Breaking axi-symmetry in stenotic flow lowers the critical transition Reynolds number

Abstract

Flow through a sinuous stenosis with varying degrees of non-axisymmetric shape variations and at Reynolds number ranging from 250 to 750 is investigated using direct numerical simulation (DNS) and global linear stability analysis. At low Reynolds numbers (Re < 390), the flow is always steady and symmetric for an axisymmetric geometry. Two steady state solutions are obtained when the Reynolds number is increased: a symmetric steady state and an eccentric, non-axisymmetric steady state. Either one can be obtained in the DNS depending on the initial condition. A linear global stability analysis around the symmetric and non-axisymmetric steady state reveals that both flows are linearly stable for the same Reynolds number, showing that the first bifurcation from symmetry to antisymmetry is subcritical. When the Reynolds number is increased further, the symmetric state becomes linearly unstable to an eigenmode, which drives the flow towards the non-axisymmetric state.

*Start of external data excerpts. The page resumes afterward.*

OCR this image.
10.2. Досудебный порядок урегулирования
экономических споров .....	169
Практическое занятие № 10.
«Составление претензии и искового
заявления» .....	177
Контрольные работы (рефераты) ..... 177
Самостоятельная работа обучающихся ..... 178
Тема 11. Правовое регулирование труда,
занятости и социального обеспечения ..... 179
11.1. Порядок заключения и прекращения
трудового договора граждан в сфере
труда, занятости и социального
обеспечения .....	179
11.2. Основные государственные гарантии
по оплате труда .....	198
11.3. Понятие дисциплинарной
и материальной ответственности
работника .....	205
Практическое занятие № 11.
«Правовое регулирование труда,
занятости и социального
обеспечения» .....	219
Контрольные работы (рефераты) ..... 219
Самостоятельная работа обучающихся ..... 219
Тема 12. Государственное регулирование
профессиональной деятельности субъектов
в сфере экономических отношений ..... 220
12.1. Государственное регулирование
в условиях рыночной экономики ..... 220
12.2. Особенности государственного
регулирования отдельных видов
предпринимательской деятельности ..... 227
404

The symmetric state remains steady up to Re = 713, while the non-axisymmetric state displays regimes of periodic oscillations for Re ? 417 and intermittency for Re ? 525. Further, an offset of the stenosis throat is introduced through the eccentricity parameter E. When eccentricity is increased from zero to only 0.3% of the pipe diameter, the bifurcation Reynolds number decreases by more than 50%, showing that it is highly sensitive to non-axisymmetric shape variations. Based on the resulting bifurcation map and its dependency on E, we resolve the discrepancies between previous experimental and computational studies. We also present excellent agreement between our numerical results and previous experimental results.